I spent this summer as a Data Specialist Intern at Factual, and was tasked with improving our Global Places categorization. Factual employs a wide variety of strategies at every stage of its data pipeline, and categorization is just one part of that. To clarify, every Factual Place belongs to one category from our 400+ node taxonomy. My job was to ensure that the existing process was producing data of high quality, and explore alternate means of improving category accuracy and coverage. Here are some things I wish I’d known before I started out.
- Ask for help first. If you’re not the sole proprietor of every piece of code at your company, then there are things you don’t understand how to do, and someone else can do faster (read: cheaper). So if there’s something you need, like data faceted in a special way, or a Ruby script that interfaces nicely with a step in the workflow, it’s a good bet that a coworker has that exact piece of code sitting somewhere in their personal repository.
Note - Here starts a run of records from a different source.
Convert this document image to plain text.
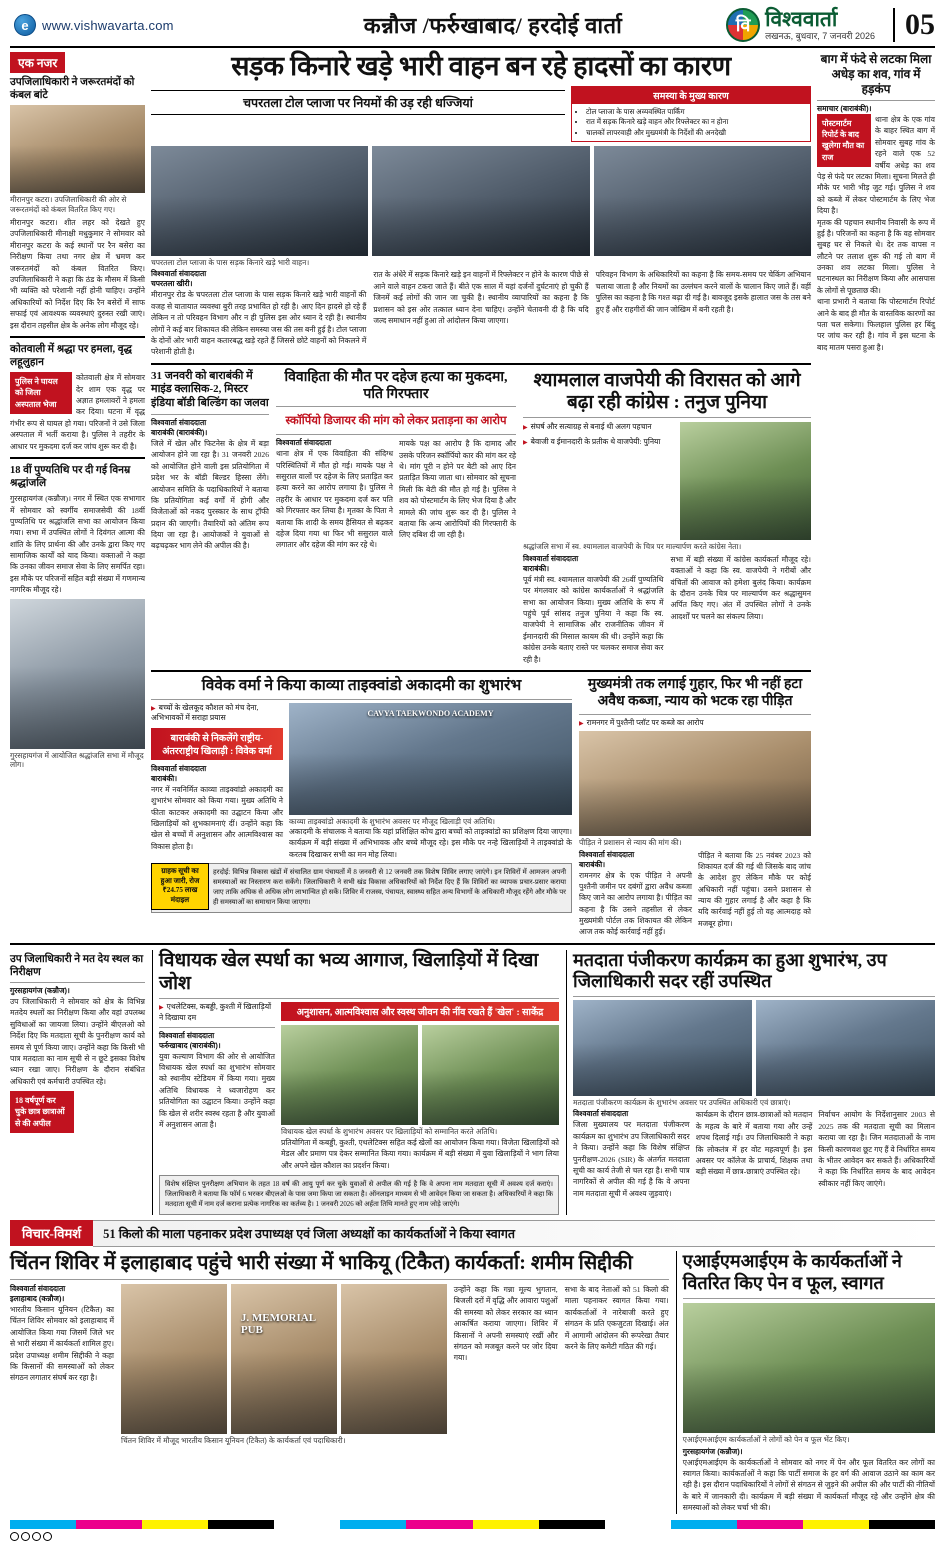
e	www.vishwavarta.com	कन्नौज /फर्रुखाबाद/ हरदोई वार्ता	वि विश्ववार्ता
लखनऊ, बुधवार, 7 जनवरी 2026	05
एक नजर
उपजिलाधिकारी ने जरूरतमंदों को कंबल बांटे
मीरानपुर कटरा। उपजिलाधिकारी की ओर से जरूरतमंदों को कंबल वितरित किए गए।
मीरानपुर कटरा। शीत लहर को देखते हुए उपजिलाधिकारी मीनाक्षी मधुकुमार ने सोमवार को मीरानपुर कटरा के कई स्थानों पर रैन बसेरा का निरीक्षण किया तथा नगर क्षेत्र में भ्रमण कर जरूरतमंदों को कंबल वितरित किए। उपजिलाधिकारी ने कहा कि ठंड के मौसम में किसी भी व्यक्ति को परेशानी नहीं होनी चाहिए। उन्होंने अधिकारियों को निर्देश दिए कि रैन बसेरों में साफ सफाई एवं आवश्यक व्यवस्थाएं दुरुस्त रखी जाएं। इस दौरान तहसील क्षेत्र के अनेक लोग मौजूद रहे।
कोतवाली में श्रद्धा पर हमला, वृद्ध लहूलुहान
पुलिस ने घायल को जिला अस्पताल भेजा
कोतवाली क्षेत्र में सोमवार देर शाम एक वृद्ध पर अज्ञात हमलावरों ने हमला कर दिया। घटना में वृद्ध गंभीर रूप से घायल हो गया। परिजनों ने उसे जिला अस्पताल में भर्ती कराया है। पुलिस ने तहरीर के आधार पर मुकदमा दर्ज कर जांच शुरू कर दी है।
18 वीं पुण्यतिथि पर दी गई विनम्र श्रद्धांजलि
गुरसहायगंज (कन्नौज)। नगर में स्थित एक सभागार में सोमवार को स्वर्गीय समाजसेवी की 18वीं पुण्यतिथि पर श्रद्धांजलि सभा का आयोजन किया गया। सभा में उपस्थित लोगों ने दिवंगत आत्मा की शांति के लिए प्रार्थना की और उनके द्वारा किए गए सामाजिक कार्यों को याद किया। वक्ताओं ने कहा कि उनका जीवन समाज सेवा के लिए समर्पित रहा। इस मौके पर परिजनों सहित बड़ी संख्या में गणमान्य नागरिक मौजूद रहे।
गुरसहायगंज में आयोजित श्रद्धांजलि सभा में मौजूद लोग।
सड़क किनारे खड़े भारी वाहन बन रहे हादसों का कारण
चपरतला टोल प्लाजा पर नियमों की उड़ रही धज्जियां	समस्या के मुख्य कारण
• टोल प्लाजा के पास अव्यवस्थित पार्किंग
• रात में सड़क किनारे खड़े वाहन और रिफ्लेक्टर का न होना
• चालकों लापरवाही और मुख्यमंत्री के निर्देशों की अनदेखी
चपरतला टोल प्लाजा के पास सड़क किनारे खड़े भारी वाहन।
विश्ववार्ता संवाददाता
चपरतला खीरी।
मीरानपुर रोड के चपरतला टोल प्लाजा के पास सड़क किनारे खड़े भारी वाहनों की वजह से यातायात व्यवस्था बुरी तरह प्रभावित हो रही है। आए दिन हादसे हो रहे हैं लेकिन न तो परिवहन विभाग और न ही पुलिस इस ओर ध्यान दे रही है। स्थानीय लोगों ने कई बार शिकायत की लेकिन समस्या जस की तस बनी हुई है। टोल प्लाजा के दोनों ओर भारी वाहन कतारबद्ध खड़े रहते हैं जिससे छोटे वाहनों को निकलने में परेशानी होती है।
रात के अंधेरे में सड़क किनारे खड़े इन वाहनों में रिफ्लेक्टर न होने के कारण पीछे से आने वाले वाहन टकरा जाते हैं। बीते एक साल में यहां दर्जनों दुर्घटनाएं हो चुकी हैं जिनमें कई लोगों की जान जा चुकी है। स्थानीय व्यापारियों का कहना है कि प्रशासन को इस ओर तत्काल ध्यान देना चाहिए। उन्होंने चेतावनी दी है कि यदि जल्द समाधान नहीं हुआ तो आंदोलन किया जाएगा।
परिवहन विभाग के अधिकारियों का कहना है कि समय-समय पर चेकिंग अभियान चलाया जाता है और नियमों का उल्लंघन करने वालों के चालान किए जाते हैं। वहीं पुलिस का कहना है कि गश्त बढ़ा दी गई है। बावजूद इसके हालात जस के तस बने हुए हैं और राहगीरों की जान जोखिम में बनी रहती है।
31 जनवरी को बाराबंकी में माइंड क्लासिक-2, मिस्टर इंडिया बॉडी बिल्डिंग का जलवा
विश्ववार्ता संवाददाता
बाराबंकी (बाराबंकी)।
जिले में खेल और फिटनेस के क्षेत्र में बड़ा आयोजन होने जा रहा है। 31 जनवरी 2026 को आयोजित होने वाली इस प्रतियोगिता में प्रदेश भर के बॉडी बिल्डर हिस्सा लेंगे। आयोजन समिति के पदाधिकारियों ने बताया कि प्रतियोगिता कई वर्गों में होगी और विजेताओं को नकद पुरस्कार के साथ ट्रॉफी प्रदान की जाएगी। तैयारियों को अंतिम रूप दिया जा रहा है। आयोजकों ने युवाओं से बढ़चढ़कर भाग लेने की अपील की है।
विवाहिता की मौत पर दहेज हत्या का मुकदमा, पति गिरफ्तार
स्कॉर्पियो डिजायर की मांग को लेकर प्रताड़ना का आरोप
विश्ववार्ता संवाददाता
थाना क्षेत्र में एक विवाहिता की संदिग्ध परिस्थितियों में मौत हो गई। मायके पक्ष ने ससुराल वालों पर दहेज के लिए प्रताड़ित कर हत्या करने का आरोप लगाया है। पुलिस ने तहरीर के आधार पर मुकदमा दर्ज कर पति को गिरफ्तार कर लिया है। मृतका के पिता ने बताया कि शादी के समय हैसियत से बढ़कर दहेज दिया गया था फिर भी ससुराल वाले लगातार और दहेज की मांग कर रहे थे।
मायके पक्ष का आरोप है कि दामाद और उसके परिजन स्कॉर्पियो कार की मांग कर रहे थे। मांग पूरी न होने पर बेटी को आए दिन प्रताड़ित किया जाता था। सोमवार को सूचना मिली कि बेटी की मौत हो गई है। पुलिस ने शव को पोस्टमार्टम के लिए भेज दिया है और मामले की जांच शुरू कर दी है। पुलिस ने बताया कि अन्य आरोपियों की गिरफ्तारी के लिए दबिश दी जा रही है।
श्यामलाल वाजपेयी की विरासत को आगे बढ़ा रही कांग्रेस : तनुज पुनिया
▶ संघर्ष और सत्याग्रह से बनाई थी अलग पहचान
▶ बेवाजी व ईमानदारी के प्रतीक थे वाजपेयी: पुनिया
श्रद्धांजलि सभा में स्व. श्यामलाल वाजपेयी के चित्र पर माल्यार्पण करते कांग्रेस नेता।
विश्ववार्ता संवाददाता
बाराबंकी।
पूर्व मंत्री स्व. श्यामलाल वाजपेयी की 26वीं पुण्यतिथि पर मंगलवार को कांग्रेस कार्यकर्ताओं ने श्रद्धांजलि सभा का आयोजन किया। मुख्य अतिथि के रूप में पहुंचे पूर्व सांसद तनुज पुनिया ने कहा कि स्व. वाजपेयी ने सामाजिक और राजनीतिक जीवन में ईमानदारी की मिसाल कायम की थी। उन्होंने कहा कि कांग्रेस उनके बताए रास्ते पर चलकर समाज सेवा कर रही है।
सभा में बड़ी संख्या में कांग्रेस कार्यकर्ता मौजूद रहे। वक्ताओं ने कहा कि स्व. वाजपेयी ने गरीबों और वंचितों की आवाज को हमेशा बुलंद किया। कार्यक्रम के दौरान उनके चित्र पर माल्यार्पण कर श्रद्धासुमन अर्पित किए गए। अंत में उपस्थित लोगों ने उनके आदर्शों पर चलने का संकल्प लिया।
विवेक वर्मा ने किया काव्या ताइक्वांडो अकादमी का शुभारंभ
▶ बच्चों के खेलकूद कौशल को मंच देना, अभिभावकों में सराहा प्रयास
बाराबंकी से निकलेंगे राष्ट्रीय-अंतरराष्ट्रीय खिलाड़ी : विवेक वर्मा
विश्ववार्ता संवाददाता
बाराबंकी।
नगर में नवनिर्मित काव्या ताइक्वांडो अकादमी का शुभारंभ सोमवार को किया गया। मुख्य अतिथि ने फीता काटकर अकादमी का उद्घाटन किया और खिलाड़ियों को शुभकामनाएं दीं। उन्होंने कहा कि खेल से बच्चों में अनुशासन और आत्मविश्वास का विकास होता है।
CAVYA TAEKWONDO ACADEMY
काव्या ताइक्वांडो अकादमी के शुभारंभ अवसर पर मौजूद खिलाड़ी एवं अतिथि।
अकादमी के संचालक ने बताया कि यहां प्रशिक्षित कोच द्वारा बच्चों को ताइक्वांडो का प्रशिक्षण दिया जाएगा। कार्यक्रम में बड़ी संख्या में अभिभावक और बच्चे मौजूद रहे। इस मौके पर नन्हे खिलाड़ियों ने ताइक्वांडो के करतब दिखाकर सभी का मन मोह लिया।
ग्राहक सूची का हुआ जारी, रोज ₹24.75 लाख मंदाइल
हरदोई: विभिन्न विकास खंडों में संचालित ग्राम पंचायतों में 8 जनवरी से 12 जनवरी तक विशेष शिविर लगाए जाएंगे। इन शिविरों में आमजन अपनी समस्याओं का निस्तारण करा सकेंगे। जिलाधिकारी ने सभी खंड विकास अधिकारियों को निर्देश दिए हैं कि शिविरों का व्यापक प्रचार-प्रसार कराया जाए ताकि अधिक से अधिक लोग लाभान्वित हो सकें। शिविर में राजस्व, पंचायत, स्वास्थ्य सहित अन्य विभागों के अधिकारी मौजूद रहेंगे और मौके पर ही समस्याओं का समाधान किया जाएगा।
मुख्यमंत्री तक लगाई गुहार, फिर भी नहीं हटा अवैध कब्जा, न्याय को भटक रहा पीड़ित
▶ रामनगर में पुश्तैनी प्लॉट पर कब्जे का आरोप
पीड़ित ने प्रशासन से न्याय की मांग की।
विश्ववार्ता संवाददाता
बाराबंकी।
रामनगर क्षेत्र के एक पीड़ित ने अपनी पुश्तैनी जमीन पर दबंगों द्वारा अवैध कब्जा किए जाने का आरोप लगाया है। पीड़ित का कहना है कि उसने तहसील से लेकर मुख्यमंत्री पोर्टल तक शिकायत की लेकिन आज तक कोई कार्रवाई नहीं हुई।
पीड़ित ने बताया कि 25 नवंबर 2023 को शिकायत दर्ज की गई थी जिसके बाद जांच के आदेश हुए लेकिन मौके पर कोई अधिकारी नहीं पहुंचा। उसने प्रशासन से न्याय की गुहार लगाई है और कहा है कि यदि कार्रवाई नहीं हुई तो वह आत्मदाह को मजबूर होगा।
बाग में फंदे से लटका मिला अधेड़ का शव, गांव में हड़कंप
समाचार (बाराबंकी)।
पोस्टमार्टम रिपोर्ट के बाद खुलेगा मौत का राज
थाना क्षेत्र के एक गांव के बाहर स्थित बाग में सोमवार सुबह गांव के रहने वाले एक 52 वर्षीय अधेड़ का शव पेड़ से फंदे पर लटका मिला। सूचना मिलते ही मौके पर भारी भीड़ जुट गई। पुलिस ने शव को कब्जे में लेकर पोस्टमार्टम के लिए भेज दिया है।
मृतक की पहचान स्थानीय निवासी के रूप में हुई है। परिजनों का कहना है कि वह सोमवार सुबह घर से निकले थे। देर तक वापस न लौटने पर तलाश शुरू की गई तो बाग में उनका शव लटका मिला। पुलिस ने घटनास्थल का निरीक्षण किया और आसपास के लोगों से पूछताछ की।
थाना प्रभारी ने बताया कि पोस्टमार्टम रिपोर्ट आने के बाद ही मौत के वास्तविक कारणों का पता चल सकेगा। फिलहाल पुलिस हर बिंदु पर जांच कर रही है। गांव में इस घटना के बाद मातम पसरा हुआ है।
उप जिलाधिकारी ने मत देय स्थल का निरीक्षण
गुरसहायगंज (कन्नौज)।
उप जिलाधिकारी ने सोमवार को क्षेत्र के विभिन्न मतदेय स्थलों का निरीक्षण किया और वहां उपलब्ध सुविधाओं का जायजा लिया। उन्होंने बीएलओ को निर्देश दिए कि मतदाता सूची के पुनरीक्षण कार्य को समय से पूर्ण किया जाए। उन्होंने कहा कि किसी भी पात्र मतदाता का नाम सूची से न छूटे इसका विशेष ध्यान रखा जाए। निरीक्षण के दौरान संबंधित अधिकारी एवं कर्मचारी उपस्थित रहे।
18 वर्षपूर्ण कर चुके छात्र छात्राओं से की अपील
विधायक खेल स्पर्धा का भव्य आगाज, खिलाड़ियों में दिखा जोश
▶ एथलेटिक्स, कबड्डी, कुश्ती में खिलाड़ियों ने दिखाया दम
विश्ववार्ता संवाददाता
फर्रुखाबाद (बाराबंकी)।
युवा कल्याण विभाग की ओर से आयोजित विधायक खेल स्पर्धा का शुभारंभ सोमवार को स्थानीय स्टेडियम में किया गया। मुख्य अतिथि विधायक ने ध्वजारोहण कर प्रतियोगिता का उद्घाटन किया। उन्होंने कहा कि खेल से शरीर स्वस्थ रहता है और युवाओं में अनुशासन आता है।
अनुशासन, आत्मविश्वास और स्वस्थ जीवन की नींव रखते हैं 'खेल' : साकेंद्र
विधायक खेल स्पर्धा के शुभारंभ अवसर पर खिलाड़ियों को सम्मानित करते अतिथि।
प्रतियोगिता में कबड्डी, कुश्ती, एथलेटिक्स सहित कई खेलों का आयोजन किया गया। विजेता खिलाड़ियों को मेडल और प्रमाण पत्र देकर सम्मानित किया गया। कार्यक्रम में बड़ी संख्या में युवा खिलाड़ियों ने भाग लिया और अपने खेल कौशल का प्रदर्शन किया।
विशेष संक्षिप्त पुनरीक्षण अभियान के तहत 18 वर्ष की आयु पूर्ण कर चुके युवाओं से अपील की गई है कि वे अपना नाम मतदाता सूची में अवश्य दर्ज कराएं। जिलाधिकारी ने बताया कि फॉर्म 6 भरकर बीएलओ के पास जमा किया जा सकता है। ऑनलाइन माध्यम से भी आवेदन किया जा सकता है। अधिकारियों ने कहा कि मतदाता सूची में नाम दर्ज कराना प्रत्येक नागरिक का कर्तव्य है। 1 जनवरी 2026 को अर्हता तिथि मानते हुए नाम जोड़े जाएंगे।
मतदाता पंजीकरण कार्यक्रम का हुआ शुभारंभ, उप जिलाधिकारी सदर रहीं उपस्थित
मतदाता पंजीकरण कार्यक्रम के शुभारंभ अवसर पर उपस्थित अधिकारी एवं छात्राएं।
विश्ववार्ता संवाददाता
जिला मुख्यालय पर मतदाता पंजीकरण कार्यक्रम का शुभारंभ उप जिलाधिकारी सदर ने किया। उन्होंने कहा कि विशेष संक्षिप्त पुनरीक्षण-2026 (SIR) के अंतर्गत मतदाता सूची का कार्य तेजी से चल रहा है। सभी पात्र नागरिकों से अपील की गई है कि वे अपना नाम मतदाता सूची में अवश्य जुड़वाएं।
कार्यक्रम के दौरान छात्र-छात्राओं को मतदान के महत्व के बारे में बताया गया और उन्हें शपथ दिलाई गई। उप जिलाधिकारी ने कहा कि लोकतंत्र में हर वोट महत्वपूर्ण है। इस अवसर पर कॉलेज के प्राचार्य, शिक्षक तथा बड़ी संख्या में छात्र-छात्राएं उपस्थित रहे।
निर्वाचन आयोग के निर्देशानुसार 2003 से 2025 तक की मतदाता सूची का मिलान कराया जा रहा है। जिन मतदाताओं के नाम किसी कारणवश छूट गए हैं वे निर्धारित समय के भीतर आवेदन कर सकते हैं। अधिकारियों ने कहा कि निर्धारित समय के बाद आवेदन स्वीकार नहीं किए जाएंगे।
विचार-विमर्श	51 किलो की माला पहनाकर प्रदेश उपाध्यक्ष एवं जिला अध्यक्षों का कार्यकर्ताओं ने किया स्वागत
चिंतन शिविर में इलाहाबाद पहुंचे भारी संख्या में भाकियू (टिकैत) कार्यकर्ता: शमीम सिद्दीकी
विश्ववार्ता संवाददाता
इलाहाबाद (कन्नौज)।
भारतीय किसान यूनियन (टिकैत) का चिंतन शिविर सोमवार को इलाहाबाद में आयोजित किया गया जिसमें जिले भर से भारी संख्या में कार्यकर्ता शामिल हुए। प्रदेश उपाध्यक्ष शमीम सिद्दीकी ने कहा कि किसानों की समस्याओं को लेकर संगठन लगातार संघर्ष कर रहा है।
J. MEMORIAL PUB
चिंतन शिविर में मौजूद भारतीय किसान यूनियन (टिकैत) के कार्यकर्ता एवं पदाधिकारी।
उन्होंने कहा कि गन्ना मूल्य भुगतान, बिजली दरों में वृद्धि और आवारा पशुओं की समस्या को लेकर सरकार का ध्यान आकर्षित कराया जाएगा। शिविर में किसानों ने अपनी समस्याएं रखीं और संगठन को मजबूत करने पर जोर दिया गया।
सभा के बाद नेताओं को 51 किलो की माला पहनाकर स्वागत किया गया। कार्यकर्ताओं ने नारेबाजी करते हुए संगठन के प्रति एकजुटता दिखाई। अंत में आगामी आंदोलन की रूपरेखा तैयार करने के लिए कमेटी गठित की गई।
एआईएमआईएम के कार्यकर्ताओं ने वितरित किए पेन व फूल, स्वागत
एआईएमआईएम कार्यकर्ताओं ने लोगों को पेन व फूल भेंट किए।
गुरसहायगंज (कन्नौज)।
एआईएमआईएम के कार्यकर्ताओं ने सोमवार को नगर में पेन और फूल वितरित कर लोगों का स्वागत किया। कार्यकर्ताओं ने कहा कि पार्टी समाज के हर वर्ग की आवाज उठाने का काम कर रही है। इस दौरान पदाधिकारियों ने लोगों से संगठन से जुड़ने की अपील की और पार्टी की नीतियों के बारे में जानकारी दी। कार्यक्रम में बड़ी संख्या में कार्यकर्ता मौजूद रहे और उन्होंने क्षेत्र की समस्याओं को लेकर चर्चा भी की।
- The documentation is your best friend. I spent a full day trying to find decent documentation for the open source Apache Mahout project. It’s simply not out there. By documentation, I mean walkthroughs and explanations that take place in a context, as well as the standard javadocs list of method headers. All the meticulously optimized algorithmic libraries in the world are useless to someone who can’t figure out how they should format their input data. (Disclaimer: I take full responsibility for my own Hadoop ineptitude; this bullet is meant as a journal entry for my personal experience, not as a polemic against Mahout.) On the other side of this comparison is Python’s scikit-learn. It’s built on top of the meticulously documented Numpy and Scipy libraries for scientific computing in Python, so if you can figure out how to get your data into a Numpy array, you’re good to go.
- Know the ecosystem. Working in Python instead of Java/Hadoop was a great decision, both in terms of the rapid prototyping virtues of the former, and my familiarity with the underlying data structures. If my work gets ported to our Hadoop cluster, it’ll be by someone who knows what they’re doing on that platform.
- Machine Learning applications are mostly the boring stuff. The most “machine-learny” code I wrote all summer was two lines of Python, initializing and then fitting a model. The majority of the effort is in pre-processing: getting from the raw data to a standardized, plain-text dataset, to an array of 1s and 0s. There are still interesting problems to be solved here, of course. For example, I employed the hashing trick, which relies on some high-level probabilistic linear algebra to guarantee solutions that are “close enough.”
- Save the ML for the problems you can’t think to solve in any other way. Through a combination of hand curation and careful translation into our taxonomy, Factual gets incredibly far before applying any machine learning at all. A statistical approach is only as good as the data it’s given, which in this case is produced by a sophisticated and deterministic workflow. Before plugging into a fancy stochastic optimizer, make sure you’ve done everything possible to improve your inputs.
- Coding in R makes you feel like a ninja. The R core library is full of awesome one-liners waiting to happen, and is built around a set of vectorized operations, including the greatest thing since the static compiler: filtering by a vector of booleans. There’s basically nothing you can’t do in R with liberal application of implicit looping functions, and it makes even the boring stuff feel pretty cool.
I’m sure if I’d known all these things before I started, I’d be able to come up with a totally different list. Working at a startup like Factual was a great way to get quickly up to speed with a bunch of different tools, and also to be consistently challenged to expand and apply my repertoire in new ways. That holds for every single person at Factual. They work hard in unfamiliar territories because the task demands it. If there’s a driving principle behind Factual, it’s this:
- You can never have enough good data.